Topics GI Stents

GI Stents

Self-expanding metal stents and lumen-apposing stents for biliary, esophageal, and luminal indications.

4 articles

Endoscopically deployed stents palliate or definitively manage luminal obstruction across the GI and biliary tract. The two dominant device classes are self-expanding metal stents (SEMS) for tubular structures (esophagus, gastroduodenum, colon, biliary tree) and lumen-apposing metal stents (LAMS) for fistulous or transmural drainage between adjacent fluid collections and the GI lumen.

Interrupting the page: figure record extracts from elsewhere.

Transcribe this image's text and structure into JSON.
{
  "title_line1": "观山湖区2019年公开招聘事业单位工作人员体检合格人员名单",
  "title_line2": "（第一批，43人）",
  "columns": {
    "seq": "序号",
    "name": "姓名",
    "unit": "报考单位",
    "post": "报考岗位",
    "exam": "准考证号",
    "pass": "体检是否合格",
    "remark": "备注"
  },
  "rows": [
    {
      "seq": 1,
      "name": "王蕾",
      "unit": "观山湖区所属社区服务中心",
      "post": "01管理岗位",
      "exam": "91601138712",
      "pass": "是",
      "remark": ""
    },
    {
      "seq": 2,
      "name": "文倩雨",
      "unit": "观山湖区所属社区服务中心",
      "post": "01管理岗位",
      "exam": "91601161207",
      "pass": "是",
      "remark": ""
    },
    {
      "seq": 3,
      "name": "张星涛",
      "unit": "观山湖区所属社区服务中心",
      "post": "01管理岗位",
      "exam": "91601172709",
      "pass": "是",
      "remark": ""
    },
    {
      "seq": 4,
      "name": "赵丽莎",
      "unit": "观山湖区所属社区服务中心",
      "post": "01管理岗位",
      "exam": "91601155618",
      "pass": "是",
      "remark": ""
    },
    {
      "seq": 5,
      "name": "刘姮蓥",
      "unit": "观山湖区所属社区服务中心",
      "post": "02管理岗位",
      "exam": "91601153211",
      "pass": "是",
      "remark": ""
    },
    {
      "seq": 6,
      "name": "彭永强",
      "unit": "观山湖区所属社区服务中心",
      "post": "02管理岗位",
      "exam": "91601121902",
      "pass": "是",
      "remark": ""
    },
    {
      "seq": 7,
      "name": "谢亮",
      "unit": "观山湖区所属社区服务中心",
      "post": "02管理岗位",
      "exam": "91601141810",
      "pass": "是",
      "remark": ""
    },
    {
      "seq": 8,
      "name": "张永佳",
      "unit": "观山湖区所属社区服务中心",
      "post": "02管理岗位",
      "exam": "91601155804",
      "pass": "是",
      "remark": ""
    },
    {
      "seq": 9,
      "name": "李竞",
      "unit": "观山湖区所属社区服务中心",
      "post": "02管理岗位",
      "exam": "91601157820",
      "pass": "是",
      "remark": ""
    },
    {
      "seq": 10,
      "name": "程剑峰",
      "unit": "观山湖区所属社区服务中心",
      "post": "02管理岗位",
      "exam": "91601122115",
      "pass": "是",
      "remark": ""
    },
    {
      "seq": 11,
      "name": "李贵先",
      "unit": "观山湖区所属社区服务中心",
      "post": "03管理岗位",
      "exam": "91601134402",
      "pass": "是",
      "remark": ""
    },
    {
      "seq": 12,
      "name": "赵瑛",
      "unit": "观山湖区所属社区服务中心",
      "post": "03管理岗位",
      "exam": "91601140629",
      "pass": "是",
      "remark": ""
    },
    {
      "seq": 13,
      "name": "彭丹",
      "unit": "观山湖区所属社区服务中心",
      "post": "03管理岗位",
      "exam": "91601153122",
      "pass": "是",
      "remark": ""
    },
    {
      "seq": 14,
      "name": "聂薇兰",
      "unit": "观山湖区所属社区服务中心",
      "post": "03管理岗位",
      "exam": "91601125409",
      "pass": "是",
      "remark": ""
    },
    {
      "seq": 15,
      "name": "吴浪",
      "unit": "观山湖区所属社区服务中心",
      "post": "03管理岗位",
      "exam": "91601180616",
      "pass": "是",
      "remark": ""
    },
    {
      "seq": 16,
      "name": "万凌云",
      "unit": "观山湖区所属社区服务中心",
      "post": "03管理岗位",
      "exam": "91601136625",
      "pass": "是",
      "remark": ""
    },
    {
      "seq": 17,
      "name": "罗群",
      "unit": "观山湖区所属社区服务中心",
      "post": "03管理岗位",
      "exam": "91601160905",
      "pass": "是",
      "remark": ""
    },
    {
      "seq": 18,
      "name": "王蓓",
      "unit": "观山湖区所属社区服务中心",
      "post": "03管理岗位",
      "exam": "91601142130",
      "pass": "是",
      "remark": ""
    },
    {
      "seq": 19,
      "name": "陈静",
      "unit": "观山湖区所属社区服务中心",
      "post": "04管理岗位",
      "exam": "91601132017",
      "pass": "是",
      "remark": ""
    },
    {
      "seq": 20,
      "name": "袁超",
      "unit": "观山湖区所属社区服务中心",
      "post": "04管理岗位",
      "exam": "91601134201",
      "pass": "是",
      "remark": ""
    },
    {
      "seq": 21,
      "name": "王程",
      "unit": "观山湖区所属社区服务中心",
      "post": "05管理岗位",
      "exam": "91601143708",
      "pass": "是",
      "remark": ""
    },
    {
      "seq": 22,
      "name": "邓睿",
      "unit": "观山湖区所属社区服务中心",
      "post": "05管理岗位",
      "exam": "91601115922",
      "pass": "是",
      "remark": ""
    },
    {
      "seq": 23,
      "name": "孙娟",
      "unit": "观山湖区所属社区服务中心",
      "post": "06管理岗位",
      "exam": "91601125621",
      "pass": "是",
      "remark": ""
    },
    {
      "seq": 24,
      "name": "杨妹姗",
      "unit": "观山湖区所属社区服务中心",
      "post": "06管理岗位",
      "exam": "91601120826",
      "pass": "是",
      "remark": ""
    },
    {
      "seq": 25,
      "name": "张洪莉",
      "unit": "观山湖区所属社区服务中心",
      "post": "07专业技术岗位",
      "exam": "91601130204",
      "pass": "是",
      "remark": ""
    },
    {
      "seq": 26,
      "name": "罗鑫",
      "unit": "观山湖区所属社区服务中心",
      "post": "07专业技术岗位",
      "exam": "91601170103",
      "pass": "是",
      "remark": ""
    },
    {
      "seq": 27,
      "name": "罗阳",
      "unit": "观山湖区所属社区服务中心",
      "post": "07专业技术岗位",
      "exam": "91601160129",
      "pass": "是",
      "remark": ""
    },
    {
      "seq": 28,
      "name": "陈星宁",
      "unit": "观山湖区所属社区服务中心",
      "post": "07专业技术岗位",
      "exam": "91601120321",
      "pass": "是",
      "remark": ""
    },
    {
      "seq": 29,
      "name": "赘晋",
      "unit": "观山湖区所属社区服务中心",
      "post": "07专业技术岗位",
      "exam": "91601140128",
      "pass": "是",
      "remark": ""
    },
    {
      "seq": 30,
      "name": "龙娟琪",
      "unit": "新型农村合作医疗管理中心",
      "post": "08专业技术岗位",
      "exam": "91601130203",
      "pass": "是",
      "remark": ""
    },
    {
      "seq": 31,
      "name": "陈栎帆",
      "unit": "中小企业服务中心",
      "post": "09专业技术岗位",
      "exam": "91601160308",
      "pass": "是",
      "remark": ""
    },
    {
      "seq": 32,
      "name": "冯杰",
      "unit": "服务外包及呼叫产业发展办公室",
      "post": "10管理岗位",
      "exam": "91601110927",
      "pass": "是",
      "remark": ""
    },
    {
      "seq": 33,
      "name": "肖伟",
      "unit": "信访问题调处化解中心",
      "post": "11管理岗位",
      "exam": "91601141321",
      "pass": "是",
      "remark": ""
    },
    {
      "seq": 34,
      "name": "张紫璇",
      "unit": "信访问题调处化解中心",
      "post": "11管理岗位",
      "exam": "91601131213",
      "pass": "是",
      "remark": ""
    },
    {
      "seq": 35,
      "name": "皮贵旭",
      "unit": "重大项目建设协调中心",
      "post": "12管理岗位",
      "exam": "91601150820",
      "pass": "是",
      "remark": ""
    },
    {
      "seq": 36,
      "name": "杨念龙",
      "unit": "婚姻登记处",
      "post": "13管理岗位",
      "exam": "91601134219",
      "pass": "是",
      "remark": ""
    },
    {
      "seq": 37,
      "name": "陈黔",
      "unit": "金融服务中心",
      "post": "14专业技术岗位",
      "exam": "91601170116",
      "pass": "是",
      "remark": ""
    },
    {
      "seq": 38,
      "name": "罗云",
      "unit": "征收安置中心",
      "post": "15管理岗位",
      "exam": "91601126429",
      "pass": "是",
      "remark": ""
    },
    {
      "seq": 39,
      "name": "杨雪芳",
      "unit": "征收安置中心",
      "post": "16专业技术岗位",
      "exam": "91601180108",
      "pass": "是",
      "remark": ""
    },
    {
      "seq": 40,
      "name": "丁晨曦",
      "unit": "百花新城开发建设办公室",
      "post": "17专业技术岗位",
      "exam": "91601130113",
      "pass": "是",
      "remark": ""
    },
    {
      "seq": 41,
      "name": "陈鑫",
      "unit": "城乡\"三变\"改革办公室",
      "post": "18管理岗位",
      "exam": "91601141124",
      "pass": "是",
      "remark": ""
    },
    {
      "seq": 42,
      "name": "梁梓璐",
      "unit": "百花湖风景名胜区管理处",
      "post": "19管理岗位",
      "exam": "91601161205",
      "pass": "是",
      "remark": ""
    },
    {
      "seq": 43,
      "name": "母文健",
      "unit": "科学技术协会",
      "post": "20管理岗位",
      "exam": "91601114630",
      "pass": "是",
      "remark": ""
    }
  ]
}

SEMS come in fully covered, partially covered, and uncovered variants. Covered stents resist tumor ingrowth and migrate more readily; uncovered stents anchor by tissue ingrowth but cannot be safely removed. Material (nitinol vs stainless steel), radial force, and flare design vary by indication. Esophageal SEMS palliate malignant dysphagia and seal benign perforations or anastomotic leaks; gastroduodenal SEMS bypass gastric outlet obstruction; colonic SEMS bridge to surgery in left-sided obstructive cancer or palliate inoperable malignancy.

LAMS (e.g., AXIOS) are short, dumbbell-shaped stents with wide flanges that hold two adjacent organ walls in apposition. Their EUS-guided deployment has revolutionized management of pancreatic walled-off necrosis (drainage cavity to gastric lumen), gallbladder drainage in non-surgical candidates, gastrojejunostomy creation, and anastomotic stricture treatment. Bleeding from the cavity wall is the most feared complication; lavage and direct endoscopic necrosectomy through the LAMS lumen are routine adjuncts.